User Registration and project Membership Workflow

Important steps and transitions in the life of the OW2 users.

joining a project

Once registered to OW2, the user can:

  • have no project membership
  • request to join a project, so the project manager(s) is(are) notified.
  • can be directly added as a project member on the initiative of any existing project manager. (in which case, the user is notified so)

Users management at global level

global application roles

We may want to assign a number of users to a given global permission in a specific application, not depending on project membership.
For example we might want to assign any registered member the role jira-users so they can browse any/some Jira projects and fill an issue request.

To illustrate by an example what we don't want to happen within an application app1 :

PermissionRoles
Browse Projectsprojet1-app1-users,projet2-app1-users,projet3-app1-users,...,projetX-app1-users

Here is what we want instead :

PermissionRoles
Browse Projectsapp1-users

Users management at project level

We want the ability to map project roles to any application permission.
Let's remind that most of the applications we use are themselves internally organized in projects (it can be any other entities at project level).
So the goal here is the ability to map OW2 project roles to applications project's permission.

roles and/vs membership

definitions

In any project we have:

  • the project membership : the list of contributors in the project, across all roles they can take.
  • the project's roles : Project Contributor, Project Manager
  • the project's applicative roles : project specific roles we could think useful where global roles are not appropriate.
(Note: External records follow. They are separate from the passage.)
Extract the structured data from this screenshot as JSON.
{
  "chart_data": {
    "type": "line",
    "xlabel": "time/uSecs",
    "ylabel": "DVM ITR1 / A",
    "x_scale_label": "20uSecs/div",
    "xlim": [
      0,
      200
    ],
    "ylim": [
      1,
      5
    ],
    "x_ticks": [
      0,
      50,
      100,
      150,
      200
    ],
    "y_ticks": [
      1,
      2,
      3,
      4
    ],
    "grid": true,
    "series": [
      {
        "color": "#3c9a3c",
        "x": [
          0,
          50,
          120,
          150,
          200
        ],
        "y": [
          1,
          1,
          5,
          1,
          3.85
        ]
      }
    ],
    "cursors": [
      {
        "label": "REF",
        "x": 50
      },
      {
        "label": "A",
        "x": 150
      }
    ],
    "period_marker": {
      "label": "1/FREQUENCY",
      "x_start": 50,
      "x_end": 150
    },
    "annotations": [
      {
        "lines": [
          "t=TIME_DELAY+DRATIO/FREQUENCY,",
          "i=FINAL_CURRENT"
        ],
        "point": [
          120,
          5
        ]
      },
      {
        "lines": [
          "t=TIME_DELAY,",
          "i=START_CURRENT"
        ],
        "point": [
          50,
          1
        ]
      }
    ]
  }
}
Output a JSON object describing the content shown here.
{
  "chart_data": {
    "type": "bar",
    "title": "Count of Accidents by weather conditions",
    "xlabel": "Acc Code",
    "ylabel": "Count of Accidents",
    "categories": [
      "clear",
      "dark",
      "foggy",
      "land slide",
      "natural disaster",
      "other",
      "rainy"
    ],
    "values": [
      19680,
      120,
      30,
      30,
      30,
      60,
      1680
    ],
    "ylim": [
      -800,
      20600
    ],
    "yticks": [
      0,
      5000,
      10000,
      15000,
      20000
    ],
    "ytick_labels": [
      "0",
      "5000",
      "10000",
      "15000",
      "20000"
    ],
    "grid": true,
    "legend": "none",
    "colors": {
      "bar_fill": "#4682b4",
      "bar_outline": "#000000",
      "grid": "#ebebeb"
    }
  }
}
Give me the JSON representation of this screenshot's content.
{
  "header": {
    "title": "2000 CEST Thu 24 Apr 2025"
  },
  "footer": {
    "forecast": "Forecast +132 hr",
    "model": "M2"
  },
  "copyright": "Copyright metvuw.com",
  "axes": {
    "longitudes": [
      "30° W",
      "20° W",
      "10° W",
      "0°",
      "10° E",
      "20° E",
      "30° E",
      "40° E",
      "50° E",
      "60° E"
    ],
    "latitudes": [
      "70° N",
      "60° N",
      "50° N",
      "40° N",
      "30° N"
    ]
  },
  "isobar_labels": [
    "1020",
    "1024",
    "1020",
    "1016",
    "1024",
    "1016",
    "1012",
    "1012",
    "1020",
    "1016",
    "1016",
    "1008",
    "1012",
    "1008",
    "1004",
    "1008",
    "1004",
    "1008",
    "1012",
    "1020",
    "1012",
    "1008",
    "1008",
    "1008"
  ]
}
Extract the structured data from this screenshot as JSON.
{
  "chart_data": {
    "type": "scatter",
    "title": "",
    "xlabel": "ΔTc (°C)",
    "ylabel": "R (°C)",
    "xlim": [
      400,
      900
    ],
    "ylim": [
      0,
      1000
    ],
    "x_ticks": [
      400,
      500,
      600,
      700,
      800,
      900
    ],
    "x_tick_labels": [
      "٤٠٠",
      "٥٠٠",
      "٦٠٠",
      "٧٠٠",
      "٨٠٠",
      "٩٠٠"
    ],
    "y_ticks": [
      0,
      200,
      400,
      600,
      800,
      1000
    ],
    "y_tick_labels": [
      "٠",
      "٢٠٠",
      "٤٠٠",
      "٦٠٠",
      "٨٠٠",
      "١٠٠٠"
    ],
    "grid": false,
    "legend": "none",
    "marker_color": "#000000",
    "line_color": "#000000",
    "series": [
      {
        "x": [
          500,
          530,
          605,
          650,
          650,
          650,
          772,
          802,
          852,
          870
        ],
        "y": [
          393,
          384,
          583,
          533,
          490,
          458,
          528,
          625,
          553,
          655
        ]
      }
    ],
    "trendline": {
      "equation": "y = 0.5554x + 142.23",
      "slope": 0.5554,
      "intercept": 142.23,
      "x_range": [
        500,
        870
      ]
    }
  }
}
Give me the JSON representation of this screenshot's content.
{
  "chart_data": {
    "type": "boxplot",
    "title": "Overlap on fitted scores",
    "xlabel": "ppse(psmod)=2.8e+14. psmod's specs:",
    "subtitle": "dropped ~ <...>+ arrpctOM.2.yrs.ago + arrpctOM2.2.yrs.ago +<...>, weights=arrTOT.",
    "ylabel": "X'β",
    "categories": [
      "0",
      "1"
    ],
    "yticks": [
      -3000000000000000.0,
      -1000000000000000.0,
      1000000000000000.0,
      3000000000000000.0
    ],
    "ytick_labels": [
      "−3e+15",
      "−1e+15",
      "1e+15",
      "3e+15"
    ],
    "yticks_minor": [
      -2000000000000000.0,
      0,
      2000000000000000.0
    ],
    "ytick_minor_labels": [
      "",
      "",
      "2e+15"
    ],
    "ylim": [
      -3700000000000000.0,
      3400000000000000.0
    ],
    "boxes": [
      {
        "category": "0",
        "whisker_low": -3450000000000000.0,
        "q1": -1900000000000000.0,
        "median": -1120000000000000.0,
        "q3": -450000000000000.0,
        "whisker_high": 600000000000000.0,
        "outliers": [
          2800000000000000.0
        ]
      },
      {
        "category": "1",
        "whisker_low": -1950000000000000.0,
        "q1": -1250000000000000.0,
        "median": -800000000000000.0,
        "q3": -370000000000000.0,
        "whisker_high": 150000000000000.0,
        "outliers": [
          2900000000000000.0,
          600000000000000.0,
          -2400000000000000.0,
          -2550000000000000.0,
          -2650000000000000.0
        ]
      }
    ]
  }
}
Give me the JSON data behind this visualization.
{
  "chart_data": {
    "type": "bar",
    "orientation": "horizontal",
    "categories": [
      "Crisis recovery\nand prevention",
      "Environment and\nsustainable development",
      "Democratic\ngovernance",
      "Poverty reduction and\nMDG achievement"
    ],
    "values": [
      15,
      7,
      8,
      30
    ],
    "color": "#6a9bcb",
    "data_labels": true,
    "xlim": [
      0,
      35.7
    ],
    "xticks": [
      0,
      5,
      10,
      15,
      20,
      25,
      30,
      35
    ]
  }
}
Example for Project1 and Project2 instantiated in App1 and App2:

ProjectX in appYPermissionRoles
Project1 in App1See Source Codeproject1-app1-users
Project2 in App1See Source Codeproject2-app1-users
Project1 in App2Update Xproject1-app2-users
Project2 in App2Change Yproject2-app2-users

guidelines and rules

global level

At global level, we can identify roles like Manager or Administrator (including but not limited to.)
Those kinds of users are basically 'power' users being able to:

  • alter projects data
  • add/remove a project (we might want to disable instead of remove a project)
  • manage project's membership.
  • add/remove an user (might be disabling.)
  • Not to remove an user who is the only one in project's Project Manager role ! (we don't want to leave a project without a Project Manager).
  • manage any global roles
  • manage any project's roles membership, however:
    • should not be able to add an user to a project's role who is not member of the project. (he should appear as a member of the project first)
    • Not to remove an user from the project's Project Manager role if there is only one Project Manager remaining. (we don't want to leave a project without a Project Manager).

project level

The Project Manager is someone who should be able to "see" all the community users and to assign any of them to the project(s) he own, anytime.
The Project Manager should be able to:

  • Assign/remove any user to/from its project(s)
  • Only see the projects and project's roles he manages.
  • Assign any of the project's members to its project's roles or applicative roles, however:
    • he should not be able to add an user to a project's role who is not yet member of the project. (he should appear as a member of the project first)
    • he should not be able to remove himself from the Project Manager role if he's the only one Project Manager remaining. (we don't want to leave a project without a Project Manager).